By Tim Marsh.
My sister and I knew only one grandparent.
Born in 1879, our paternal grandmother died at age 94 in 1973 when I was 25 years old and my sister was 28.
Our maternal grandparents, U.S. immigrants from Sweden, died in the late 1930s (he) and early 1940s (she), before my sister and I were born in 1944 and 1948, respectively.
Our paternal grandfather, John Joseph Marsh, an immigrant from Ireland and husband of the grandmother we knew, died in 1918 of the Spanish influenza at age 49 in Bellingham, where our father was born in 1907.
On June 3, 1918, the Bellingham Herald reporting on our grandfather’s death said, “John J. Marsh (was) one of Bellingham’s most genial citizens and for nearly twenty-five years employed in the fire department of this city, half of that time as its chief…”
That was when fire engines were horse drawn.

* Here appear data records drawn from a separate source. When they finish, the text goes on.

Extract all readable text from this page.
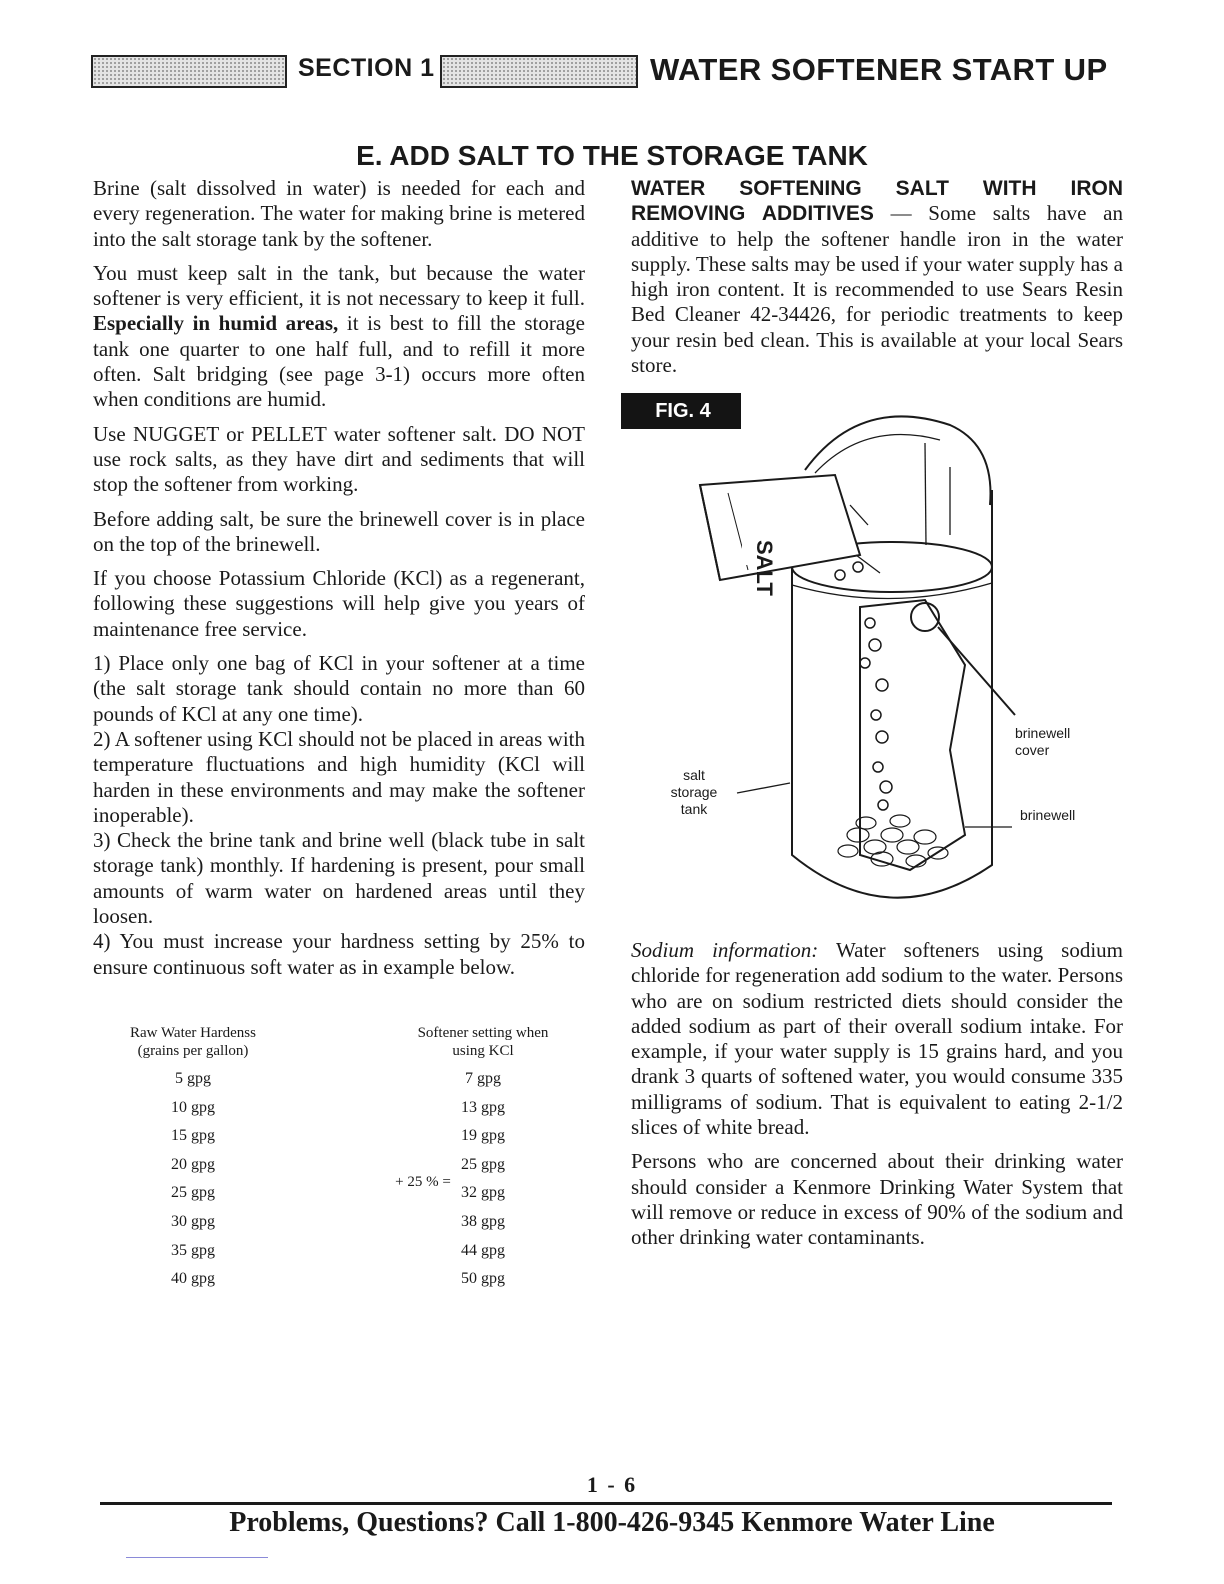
SECTION 1	WATER SOFTENER START UP
E. ADD SALT TO THE STORAGE TANK

Brine (salt dissolved in water) is needed for each and every regeneration. The water for making brine is metered into the salt storage tank by the softener.

You must keep salt in the tank, but because the water softener is very efficient, it is not necessary to keep it full. Especially in humid areas, it is best to fill the storage tank one quarter to one half full, and to refill it more often. Salt bridging (see page 3-1) occurs more often when conditions are humid.

Use NUGGET or PELLET water softener salt. DO NOT use rock salts, as they have dirt and sediments that will stop the softener from working.

Before adding salt, be sure the brinewell cover is in place on the top of the brinewell.

If you choose Potassium Chloride (KCl) as a regenerant, following these suggestions will help give you years of maintenance free service.

1) Place only one bag of KCl in your softener at a time (the salt storage tank should contain no more than 60 pounds of KCl at any one time).

2) A softener using KCl should not be placed in areas with temperature fluctuations and high humidity (KCl will harden in these environments and may make the softener inoperable).

3) Check the brine tank and brine well (black tube in salt storage tank) monthly. If hardening is present, pour small amounts of warm water on hardened areas until they loosen.

4) You must increase your hardness setting by 25% to ensure continuous soft water as in example below.

Raw Water Hardenss
(grains per gallon)
Softener setting when
using KCl
+ 25 % =
5 gpg
10 gpg
15 gpg
20 gpg
25 gpg
30 gpg
35 gpg
40 gpg
7 gpg
13 gpg
19 gpg
25 gpg
32 gpg
38 gpg
44 gpg
50 gpg

WATER SOFTENING SALT WITH IRON REMOVING ADDITIVES — Some salts have an additive to help the softener handle iron in the water supply. These salts may be used if your water supply has a high iron content. It is recommended to use Sears Resin Bed Cleaner 42-34426, for periodic treatments to keep your resin bed clean. This is available at your local Sears store.

FIG. 4
SALT
salt
storage
tank
brinewell
cover
brinewell

Sodium information: Water softeners using sodium chloride for regeneration add sodium to the water. Persons who are on sodium restricted diets should consider the added sodium as part of their overall sodium intake. For example, if your water supply is 15 grains hard, and you drank 3 quarts of softened water, you would consume 335 milligrams of sodium. That is equivalent to eating 2-1/2 slices of white bread.

Persons who are concerned about their drinking water should consider a Kenmore Drinking Water System that will remove or reduce in excess of 90% of the sodium and other drinking water contaminants.

1 - 6
Problems, Questions? Call 1-800-426-9345 Kenmore Water Line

Although we did not know our Irish Catholic grandfather John, he’s never far from our minds.
My sister’s first name is Mayo, for County Mayo in Ireland where our grandfather was born and where he and other family members lived before coming to America. My middle name, John, honors him.
According to HistoryLink.com, on October 3, 1918, the worldwide Spanish influenza epidemic arrived in Seattle. It was part of the influenza pandemic which engulfed the world. Grandfather John died June 1, 1918, of that influenza.
A story in a March 2020 edition of the Wall Street Journal said, “… more American soldiers died from influenza during World War I than from battle wounds, in a pandemic that killed upward of 50 million people world-wide.”
That brings us to today. My sister and I are among those reading about coronavirus and its impact on the world. We never thought there would be anything to seemingly rival what killed our grandfather and so many others.
This is a worrisome time. We pray for the coronavirus calamity to end.
- Writer Timothy John Marsh (Lakes High Class of 1966) and his sister, Mayo Emily Marsh (Clover Park High Class of 1962) live in western Oregon cities. They remember receiving polio vaccine by shots and on sugar cubes while students in Clover Park School district schools.
- Their father, Dr. Robert E. Marsh, was chief dental officer of American Lake VA Hospital. Their mother, Marjorie Marsh, was an artist and seamstress. After Dr. Marsh retired in 1970, their parents moved from Lakewood to western Oregon.